ConnectorX is written in Rust and follows "zero-copy" principle. This allows it to make full use of the CPU by becoming cache and branch predictor friendly. Moreover, the architecture of ConnectorX ensures the data will be copied exactly once, directly from the source to the destination.

Detailed Usage and Examples

API

connectorx.read_sql(conn: str, query: Union[List[str], str], *, return_type: str = "pandas", protocol: str = "binary", partition_on: Optional[str] = None, partition_range: Optional[Tuple[int, int]] = None, partition_num: Optional[int] = None)

Run the SQL query, download the data from database into a Pandas dataframe.

Parameters

  • conn(str): Connection string uri. Currently only PostgreSQL is supported.
  • query(string or list of string): SQL query or list of SQL queries for fetching data.
  • return_type(string, optional(default "pandas")): The return type of this function. Currently only "pandas" is supported.
  • partition_on(string, optional(default None)): The column to partition the result.
  • partition_range(tuple of int, optional(default None)): The value range of the partition column.
  • partition_num(int, optional(default None)): The number of partitions to generate.

Examples

  • Read a DataFrame from a SQL using a single thread

    import connectorx as cx
    
    postgres_url = "postgresql://username:password@server:port/database"
    query = "SELECT * FROM lineitem"
    
    cx.read_sql(postgres_url, query)
    
  • Read a DataFrame parallelly using 10 threads by automatically partitioning the provided SQL on the partition column (partition_range will be automatically queried if not given)

    import connectorx as cx
    
    postgres_url = "postgresql://username:password@server:port/database"
    query = "SELECT * FROM lineitem"
    
    cx.read_sql(postgres_url, query, partition_on="partition_col", partition_num=10)
    
  • Read a DataFrame parallelly using 2 threads by manually providing two partition SQLs (the schemas of all the query results should be same)
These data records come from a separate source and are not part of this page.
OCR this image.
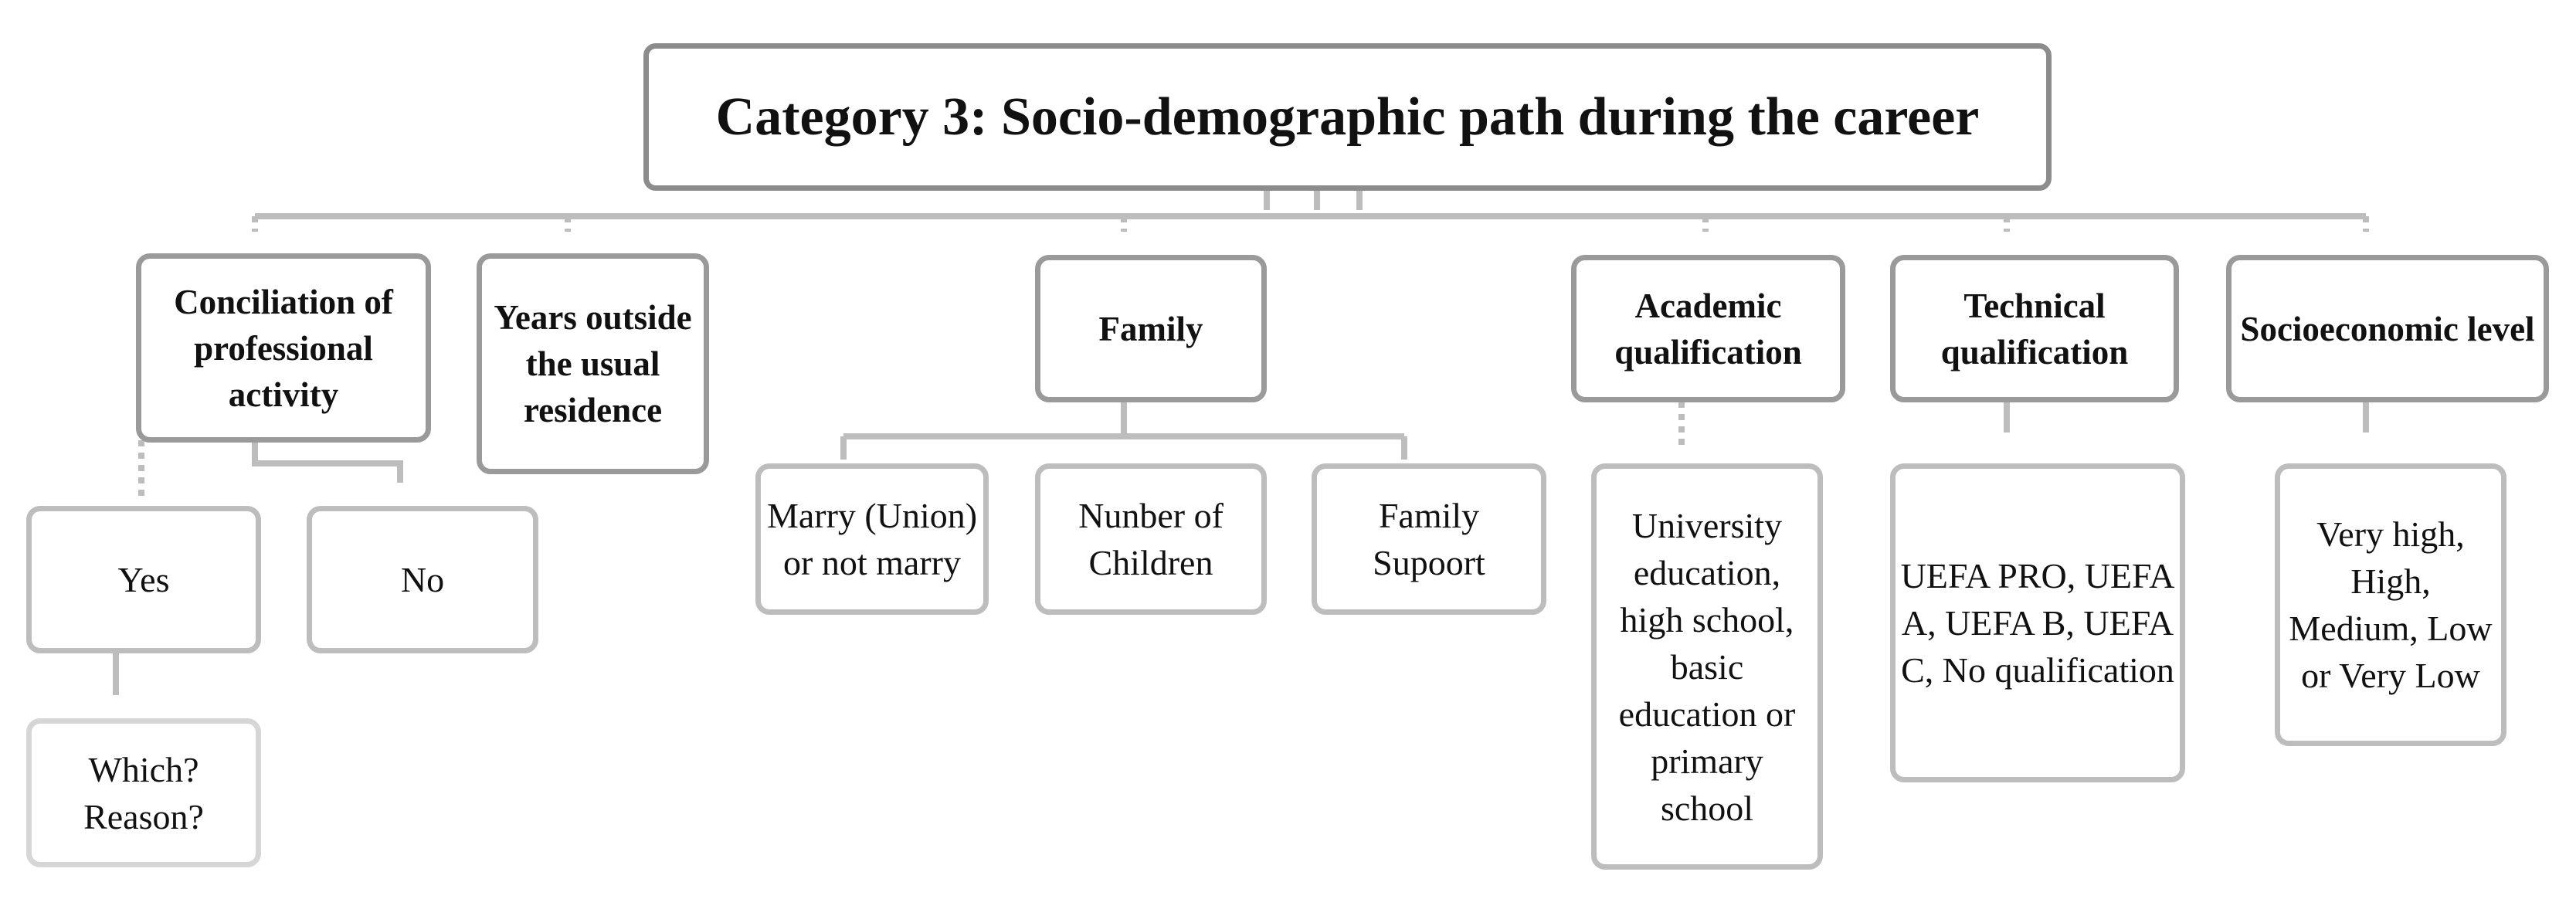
Category 3: Socio-demographic path during the career
Conciliation of professional activity
Years outside the usual residence
Family
Academic qualification
Technical qualification
Socioeconomic level
Yes	No
Which? Reason?
Marry (Union) or not marry
Nunber of Children
Family Supoort
University education, high school, basic education or primary school
UEFA PRO, UEFA A, UEFA B, UEFA C, No qualification
Very high, High, Medium, Low or Very Low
    import connectorx as cx
    
    postgres_url = "postgresql://username:password@server:port/database"
    queries = ["SELECT * FROM lineitem WHERE partition_col <= 10", "SELECT * FROM lineitem WHERE partition_col > 10"]
    
    cx.read_sql(postgres_url, queries)
    

Next Plan

Checkout our discussions to participate in deciding our next plan!

Project details


Download files

Download the file for your platform. If you're not sure which to choose, learn more about installing packages.

Source Distributions

No source distribution files available for this release.See tutorial on generating distribution archives.

Built Distributions

If you're not sure about the file name format, learn more about wheel file names.

connectorx-0.1.0-cp39-cp39-win_amd64.whl (1.8 MB view details)
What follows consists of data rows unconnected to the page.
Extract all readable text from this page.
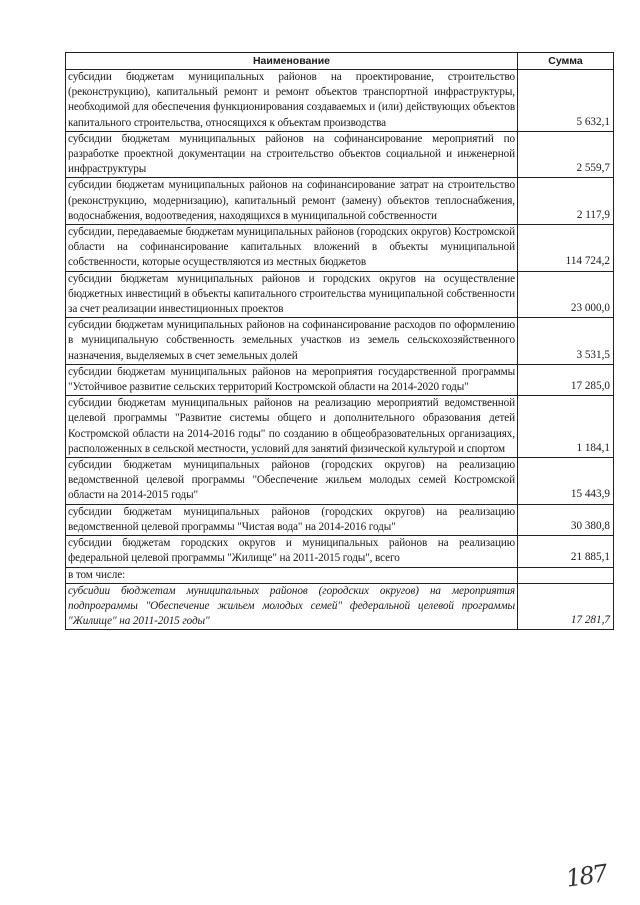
Наименование	Сумма
субсидии бюджетам муниципальных районов на проектирование, строительство (реконструкцию), капитальный ремонт и ремонт объектов транспортной инфраструктуры, необходимой для обеспечения функционирования создаваемых и (или) действующих объектов капитального строительства, относящихся к объектам производства	5 632,1
субсидии бюджетам муниципальных районов на софинансирование мероприятий по разработке проектной документации на строительство объектов социальной и инженерной инфраструктуры	2 559,7
субсидии бюджетам муниципальных районов на софинансирование затрат на строительство (реконструкцию, модернизацию), капитальный ремонт (замену) объектов теплоснабжения, водоснабжения, водоотведения, находящихся в муниципальной собственности	2 117,9
субсидии, передаваемые бюджетам муниципальных районов (городских округов) Костромской области на софинансирование капитальных вложений в объекты муниципальной собственности, которые осуществляются из местных бюджетов	114 724,2
субсидии бюджетам муниципальных районов и городских округов на осуществление бюджетных инвестиций в объекты капитального строительства муниципальной собственности за счет реализации инвестиционных проектов	23 000,0
субсидии бюджетам муниципальных районов на софинансирование расходов по оформлению в муниципальную собственность земельных участков из земель сельскохозяйственного назначения, выделяемых в счет земельных долей	3 531,5
субсидии бюджетам муниципальных районов на мероприятия государственной программы "Устойчивое развитие сельских территорий Костромской области на 2014-2020 годы"	17 285,0
субсидии бюджетам муниципальных районов на реализацию мероприятий ведомственной целевой программы "Развитие системы общего и дополнительного образования детей Костромской области на 2014-2016 годы" по созданию в общеобразовательных организациях, расположенных в сельской местности, условий для занятий физической культурой и спортом	1 184,1
субсидии бюджетам муниципальных районов (городских округов) на реализацию ведомственной целевой программы "Обеспечение жильем молодых семей Костромской области на 2014-2015 годы"	15 443,9
субсидии бюджетам муниципальных районов (городских округов) на реализацию ведомственной целевой программы "Чистая вода" на 2014-2016 годы"	30 380,8
субсидии бюджетам городских округов и муниципальных районов на реализацию федеральной целевой программы "Жилище" на 2011-2015 годы", всего	21 885,1
в том числе:	
субсидии бюджетам муниципальных районов (городских округов) на мероприятия подпрограммы "Обеспечение жильем молодых семей" федеральной целевой программы "Жилище" на 2011-2015 годы"	17 281,7
187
Uploaded CPython 3.9Windows x86-64

connectorx-0.1.0-cp39-cp39-manylinux2014_x86_64.whl (2.1 MB view details)

Uploaded CPython 3.9

connectorx-0.1.0-cp39-cp39-macosx_10_15_intel.whl (2.6 MB view details)
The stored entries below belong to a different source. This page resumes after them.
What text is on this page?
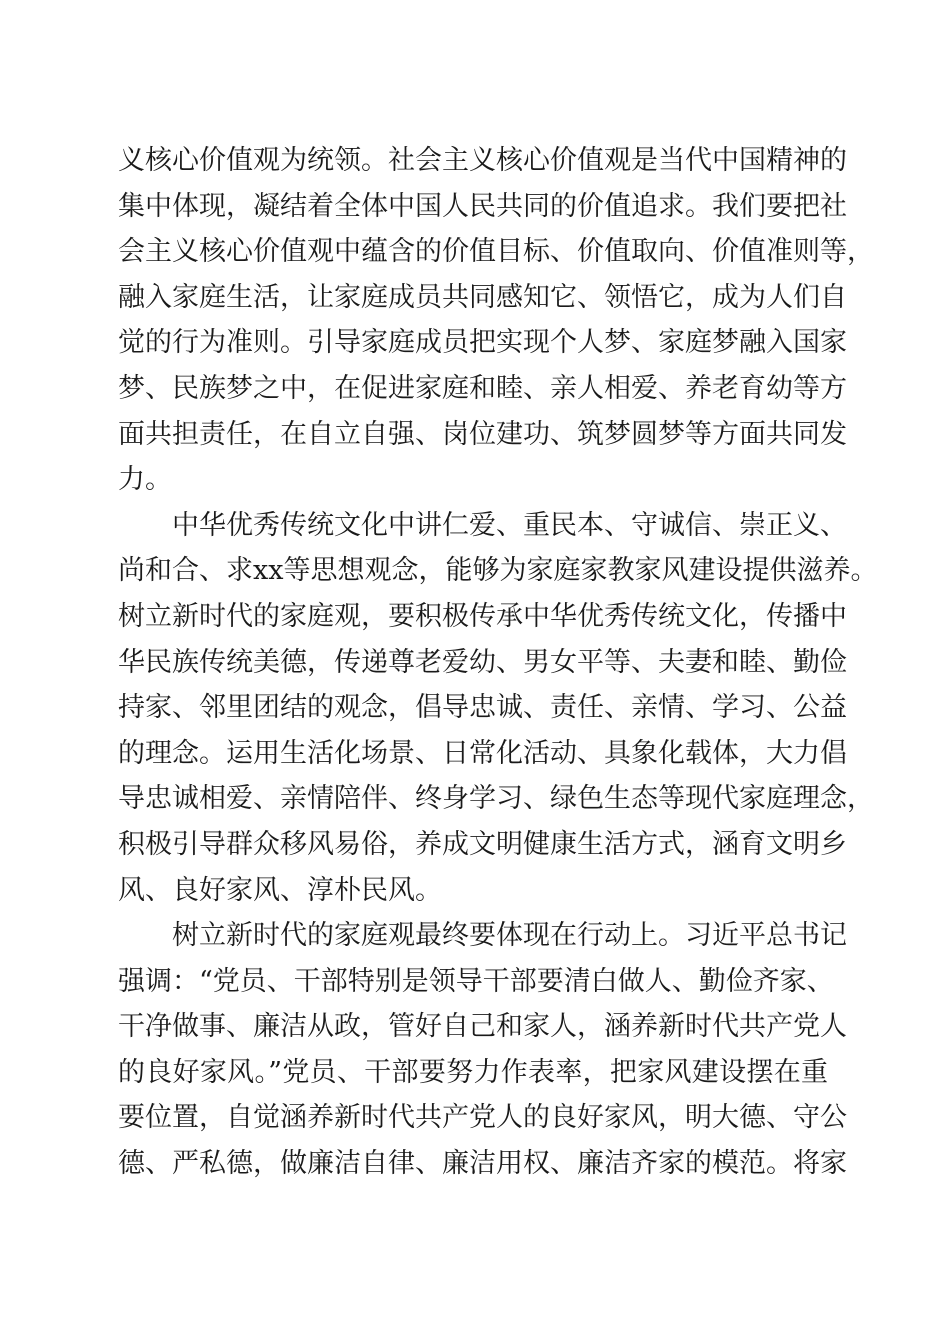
义核心价值观为统领。社会主义核心价值观是当代中国精神的
集中体现，凝结着全体中国人民共同的价值追求。我们要把社
会主义核心价值观中蕴含的价值目标、价值取向、价值准则等，
融入家庭生活，让家庭成员共同感知它、领悟它，成为人们自
觉的行为准则。引导家庭成员把实现个人梦、家庭梦融入国家
梦、民族梦之中，在促进家庭和睦、亲人相爱、养老育幼等方
面共担责任，在自立自强、岗位建功、筑梦圆梦等方面共同发
力。
　　中华优秀传统文化中讲仁爱、重民本、守诚信、崇正义、
尚和合、求xx等思想观念，能够为家庭家教家风建设提供滋养。
树立新时代的家庭观，要积极传承中华优秀传统文化，传播中
华民族传统美德，传递尊老爱幼、男女平等、夫妻和睦、勤俭
持家、邻里团结的观念，倡导忠诚、责任、亲情、学习、公益
的理念。运用生活化场景、日常化活动、具象化载体，大力倡
导忠诚相爱、亲情陪伴、终身学习、绿色生态等现代家庭理念，
积极引导群众移风易俗，养成文明健康生活方式，涵育文明乡
风、良好家风、淳朴民风。
　　树立新时代的家庭观最终要体现在行动上。习近平总书记
强调：“党员、干部特别是领导干部要清白做人、勤俭齐家、
干净做事、廉洁从政，管好自己和家人，涵养新时代共产党人
的良好家风。”党员、干部要努力作表率，把家风建设摆在重
要位置，自觉涵养新时代共产党人的良好家风，明大德、守公
德、严私德，做廉洁自律、廉洁用权、廉洁齐家的模范。将家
Uploaded CPython 3.9macOS 10.15+ Intel (x86-64, i386)

connectorx-0.1.0-cp38-cp38-win_amd64.whl (1.8 MB view details)

Uploaded CPython 3.8Windows x86-64

connectorx-0.1.0-cp38-cp38-manylinux2014_x86_64.whl (2.1 MB view details)

Uploaded CPython 3.8

connectorx-0.1.0-cp38-cp38-macosx_10_15_intel.whl (2.6 MB view details)

Uploaded CPython 3.8macOS 10.15+ Intel (x86-64, i386)

connectorx-0.1.0-cp37-cp37m-win_amd64.whl (1.8 MB view details)

Uploaded CPython 3.7mWindows x86-64

connectorx-0.1.0-cp37-cp37m-manylinux2014_x86_64.whl (2.1 MB view details)

Uploaded CPython 3.7m

connectorx-0.1.0-cp37-cp37m-macosx_10_15_intel.whl (2.6 MB view details)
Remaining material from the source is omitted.